NTT西日本、最大800GbpsのIOWN通信を西日本全域に拡大 遠隔医療の映像伝送・操作を支援

NTT西日本は9月18日、次世代通信基盤「IOWN(アイオン)」を活用した通信サービス「All-Photonics Connect powered by IOWN(オールフォトニクス・コネクト・パワード・バイ・アイオン)」のタイプ3とタイプ4の提供エリアを、2028年1月までに西日本全域に順次拡大すると発表した。最大800Gbpsの帯域に対応する。医療分野では遠隔医療での高精細映像の伝送やリアルタイムの操作・コミュニケーションでの活用を見込む。

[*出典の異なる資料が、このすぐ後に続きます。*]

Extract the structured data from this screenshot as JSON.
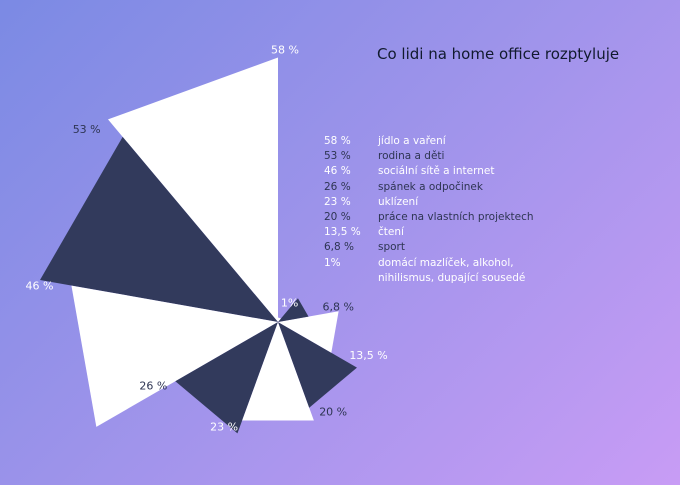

「All-Photonics Connect」は、通信ネットワークの全区間で光波長を専有する「APN(オールフォトニクス・ネットワーク)」の技術を使った、利用者の拠点間の通信帯域を保証するサービス。最大800Gbpsに対応した高速・大容量・低遅延の通信が可能。

タイプ3は100Gbps単位、タイプ4は400Gbps単位で拠点間を接続する。タイプ3とタイプ4はNTT東日本のエリアとの接続にも対応する。両エリアをまたぐ利用にはNTT東日本側の契約と料金が別途必要となる。

過疎地の診療所と都市部の病院を結ぶ遠隔医療の利用イメージ
過疎地の診療所と都市部の病院を結ぶ遠隔医療の利用イメージ

医療では、過疎地の診療所と都市部の病院を回線で結ぶ利用を想定する。高速・低遅延の通信環境を生かし、離れた拠点間で高精細な映像を伝送しながら、リアルタイムの遠隔操作や医師と現地の医療従事者とのやり取りを支える。NTT西では、医療の地域格差や人手不足の解決に役立つとしている。

現在の申し込み受付エリアは、関西・東海・中国・九州の一部だが、27年9月から北陸などへ拡大し、28年1月には四国などを加えて西日本全域で提供する。タイプ1とタイプ2は、すでにNTT西日本の全エリアで提供している。